The Tanzania High Court on Thursday ruled in favour of three companies previously denied importation licenses by the Zanzibar Liquor Control Board (ZLCB), as prices of alcoholic beverages and beer drinks rose up in the past few weeks following their limited supply in the island.
The Court granted an injunction requested by Zanzibar Maritime and Mercantile International Co Ltd (ZMMI), One Stop Company Limited and Scotch Store Limited on February 19, restraining the ZLCB from interfering with their operations, suspending their permits or delaying their goods.
Additionally, the Court ordered the ZLCB to issue import, distribution and sales licenses to the companies, pending the final determination of ongoing appeals and legal proceedings.
“The Court orders the ZLCB to issue import, distribution and sales licenses to the applicants, pending hearing and final determination of this matter, including a pending appeal to Zanzibar Tourism and Heritage minister and related judicial review proceedings,” ordered Justice Rabia Hussein Mohammed.
The decision could be a sigh of relief for beer lovers who have endured shortages and near-total absence of any imported brands.
Earlier this year, the ZLCB’s decision not to renew the licenses of the three importers, who have served the islands for over two decades, triggered a significant beer shortage in Zanzibar.

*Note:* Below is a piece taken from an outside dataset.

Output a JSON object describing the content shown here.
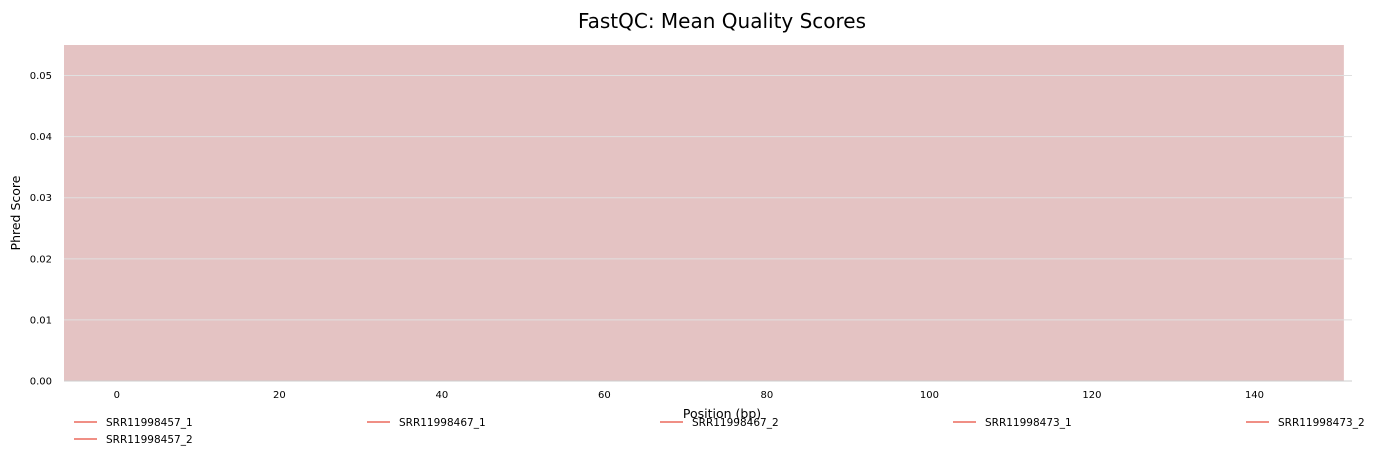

Prices skyrocketed with some brands hitting as high as 300 percent, tourism businesses expressed concern, and legal action was initiated.
While the full details of the court’s reasoning are not yet available, the ruling suggests that the judges found merit in the applicants’ arguments.

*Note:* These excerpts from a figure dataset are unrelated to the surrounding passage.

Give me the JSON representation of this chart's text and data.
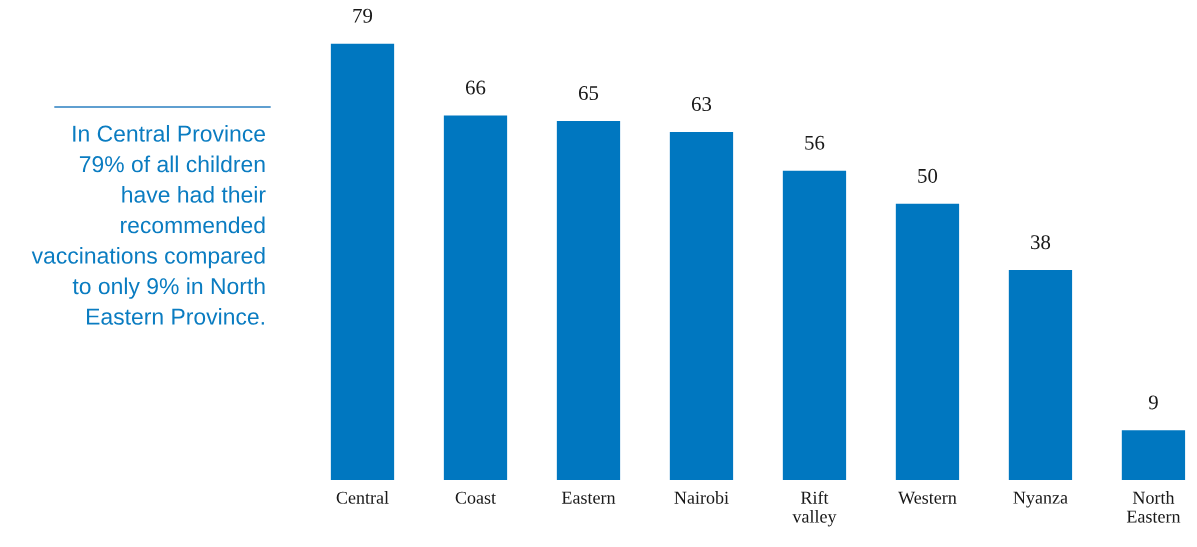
{
  "chart_data": {
    "type": "bar",
    "categories": [
      "Central",
      "Coast",
      "Eastern",
      "Nairobi",
      "Rift\nvalley",
      "Western",
      "Nyanza",
      "North\nEastern"
    ],
    "values": [
      79,
      66,
      65,
      63,
      56,
      50,
      38,
      9
    ],
    "color": "#0077c0",
    "data_labels": true,
    "annotations": [
      "In Central Province\n79% of all children\nhave had their\nrecommended\nvaccinations compared\nto only 9% in North\nEastern Province."
    ]
  }
}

The situation remains fluid as the ZLCB could choose to pursue further legal avenues or seek a political solution. The longer-term implications for the liquor industry in Zanzibar are yet to be determined.
Traders said the root of the problem lay with ZLCB after they delayed permits for the three importers, sparking initial hiccups.

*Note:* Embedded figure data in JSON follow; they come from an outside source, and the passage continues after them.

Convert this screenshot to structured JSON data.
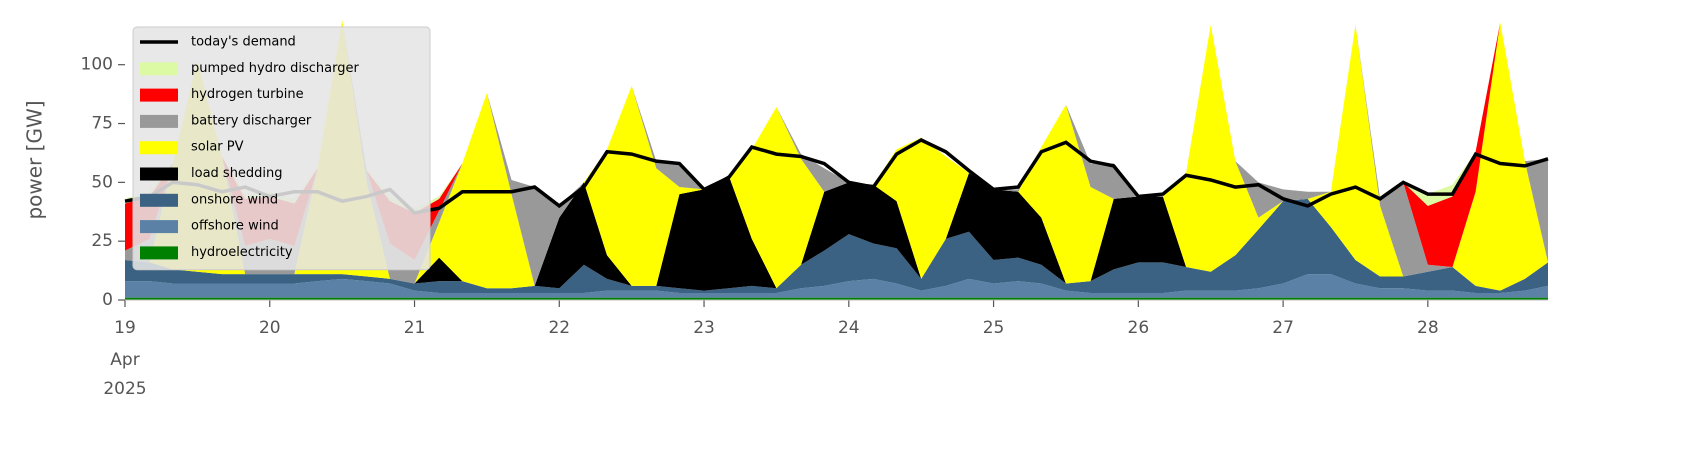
{
  "chart_data": {
    "type": "stacked_area",
    "ylabel": "power [GW]",
    "x": [
      19,
      19.17,
      19.33,
      19.5,
      19.67,
      19.83,
      20,
      20.17,
      20.33,
      20.5,
      20.67,
      20.83,
      21,
      21.17,
      21.33,
      21.5,
      21.67,
      21.83,
      22,
      22.17,
      22.33,
      22.5,
      22.67,
      22.83,
      23,
      23.17,
      23.33,
      23.5,
      23.67,
      23.83,
      24,
      24.17,
      24.33,
      24.5,
      24.67,
      24.83,
      25,
      25.17,
      25.33,
      25.5,
      25.67,
      25.83,
      26,
      26.17,
      26.33,
      26.5,
      26.67,
      26.83,
      27,
      27.17,
      27.33,
      27.5,
      27.67,
      27.83,
      28,
      28.17,
      28.33,
      28.5,
      28.67,
      28.83
    ],
    "xlim": [
      19,
      28.83
    ],
    "xticks": [
      19,
      20,
      21,
      22,
      23,
      24,
      25,
      26,
      27,
      28
    ],
    "x_sublabels": [
      "Apr",
      "2025"
    ],
    "ylim": [
      0,
      119
    ],
    "yticks": [
      0,
      25,
      50,
      75,
      100
    ],
    "legend": "upper left",
    "demand": {
      "name": "today's demand",
      "color": "#000000",
      "values": [
        42,
        44,
        50,
        49,
        46,
        48,
        44,
        46,
        46,
        42,
        44,
        47,
        37,
        39,
        46,
        46,
        46,
        48,
        40,
        48,
        63,
        62,
        59,
        58,
        47,
        52,
        65,
        62,
        61,
        58,
        50,
        48,
        62,
        68,
        63,
        55,
        47,
        48,
        63,
        67,
        59,
        57,
        44,
        45,
        53,
        51,
        48,
        49,
        43,
        40,
        45,
        48,
        43,
        50,
        45,
        45,
        62,
        58,
        57,
        60
      ]
    },
    "series": [
      {
        "name": "hydroelectricity",
        "color": "#008000",
        "values": [
          1,
          1,
          1,
          1,
          1,
          1,
          1,
          1,
          1,
          1,
          1,
          1,
          1,
          1,
          1,
          1,
          1,
          1,
          1,
          1,
          1,
          1,
          1,
          1,
          1,
          1,
          1,
          1,
          1,
          1,
          1,
          1,
          1,
          1,
          1,
          1,
          1,
          1,
          1,
          1,
          1,
          1,
          1,
          1,
          1,
          1,
          1,
          1,
          1,
          1,
          1,
          1,
          1,
          1,
          1,
          1,
          1,
          1,
          1,
          1
        ]
      },
      {
        "name": "offshore wind",
        "color": "#5b82a6",
        "values": [
          7,
          7,
          6,
          6,
          6,
          6,
          6,
          6,
          7,
          8,
          7,
          6,
          3,
          2,
          2,
          2,
          2,
          2,
          2,
          2,
          3,
          3,
          3,
          2,
          2,
          2,
          2,
          2,
          4,
          5,
          7,
          8,
          6,
          3,
          5,
          8,
          6,
          7,
          6,
          3,
          2,
          2,
          2,
          2,
          3,
          3,
          3,
          4,
          6,
          10,
          10,
          6,
          4,
          4,
          3,
          3,
          2,
          2,
          3,
          5
        ]
      },
      {
        "name": "onshore wind",
        "color": "#3b6282",
        "values": [
          9,
          8,
          6,
          5,
          4,
          4,
          4,
          4,
          3,
          2,
          2,
          2,
          3,
          5,
          5,
          2,
          2,
          3,
          2,
          12,
          5,
          2,
          2,
          2,
          1,
          2,
          3,
          2,
          10,
          15,
          20,
          15,
          15,
          5,
          20,
          20,
          10,
          10,
          8,
          3,
          5,
          10,
          13,
          13,
          10,
          8,
          15,
          25,
          35,
          32,
          20,
          10,
          5,
          5,
          8,
          10,
          3,
          1,
          5,
          10
        ]
      },
      {
        "name": "load shedding",
        "color": "#000000",
        "values": [
          0,
          0,
          0,
          0,
          0,
          0,
          0,
          0,
          0,
          0,
          0,
          0,
          0,
          10,
          0,
          0,
          0,
          0,
          30,
          35,
          10,
          0,
          0,
          40,
          43,
          48,
          20,
          0,
          0,
          25,
          22,
          25,
          20,
          0,
          0,
          25,
          30,
          28,
          20,
          0,
          0,
          30,
          28,
          28,
          0,
          0,
          0,
          0,
          0,
          0,
          0,
          0,
          0,
          0,
          0,
          0,
          0,
          0,
          0,
          0
        ]
      },
      {
        "name": "solar PV",
        "color": "#ffff00",
        "values": [
          0,
          0,
          45,
          90,
          50,
          0,
          0,
          0,
          45,
          108,
          40,
          0,
          0,
          15,
          50,
          83,
          40,
          0,
          0,
          0,
          45,
          85,
          50,
          3,
          0,
          0,
          38,
          77,
          45,
          0,
          0,
          0,
          22,
          60,
          35,
          0,
          0,
          0,
          30,
          76,
          40,
          0,
          0,
          0,
          40,
          105,
          40,
          5,
          0,
          0,
          15,
          100,
          30,
          0,
          0,
          0,
          40,
          114,
          50,
          0
        ]
      },
      {
        "name": "battery discharger",
        "color": "#999999",
        "values": [
          4,
          10,
          0,
          0,
          0,
          12,
          15,
          12,
          0,
          0,
          5,
          15,
          10,
          5,
          0,
          0,
          6,
          42,
          5,
          0,
          0,
          0,
          3,
          10,
          0,
          0,
          0,
          0,
          2,
          10,
          0,
          0,
          0,
          0,
          0,
          0,
          0,
          1,
          0,
          0,
          10,
          15,
          0,
          0,
          0,
          0,
          0,
          15,
          5,
          3,
          0,
          0,
          3,
          40,
          3,
          0,
          0,
          0,
          0,
          44
        ]
      },
      {
        "name": "hydrogen turbine",
        "color": "#ff0000",
        "values": [
          20,
          18,
          0,
          0,
          0,
          20,
          18,
          18,
          0,
          0,
          0,
          18,
          20,
          5,
          0,
          0,
          0,
          0,
          0,
          0,
          0,
          0,
          0,
          0,
          0,
          0,
          0,
          0,
          0,
          0,
          0,
          0,
          0,
          0,
          0,
          0,
          0,
          0,
          0,
          0,
          0,
          0,
          0,
          0,
          0,
          0,
          0,
          0,
          0,
          0,
          0,
          0,
          0,
          0,
          25,
          30,
          17,
          0,
          0,
          0
        ]
      },
      {
        "name": "pumped hydro discharger",
        "color": "#dcf9a4",
        "values": [
          2,
          2,
          0,
          0,
          0,
          2,
          2,
          2,
          0,
          0,
          0,
          2,
          2,
          1,
          0,
          0,
          0,
          0,
          0,
          0,
          0,
          0,
          0,
          0,
          0,
          0,
          0,
          0,
          0,
          0,
          0,
          0,
          0,
          0,
          0,
          0,
          0,
          0,
          0,
          0,
          0,
          0,
          0,
          0,
          0,
          0,
          0,
          0,
          0,
          0,
          0,
          0,
          0,
          0,
          5,
          5,
          0,
          0,
          0,
          0
        ]
      }
    ]
  }
}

But a more drastic decision followed on January 2 when the board refused to renew licenses for the seasoned players in the industry.
The newcomers who were granted licenses, plus the temporary measures that were instituted, have still yet to bear fruit despite the recent assurances during a meeting with the Zanzibar Revenue Authority (ZRA), and the island continues to depend on supplies by the military and what other suspect to be smuggled alcohol.
Observers feared that it would prolong the agony, potentially taking up to six months and as the prices continue to spiral.
The first official alarm bell was rung by former minister of Tourism and Heritage Simai Mohammed Said.
Meeting with tourism stakeholders last month, he painted a stark picture of Zanzibar’s dependence on tourism, a sector contributing over 30 percent of the island’s GDP.
“We’ve seen the board’s decision. Hotels are facing shortages and businesses are also struggling. I urge investors to remain calm while we seek solutions,” he said.
The Citizen‘s investigation revealed new importers were subjected to a long vetting process, as they were required to comply with manufacturers’ code of conduct.
Importers pay a hefty Tsh30 million ($11,787) annual fee to the board for license and Zanzibar law also demands importers be Zanzibari residents with a clean tax record, a warehouse and a delivery vehicle.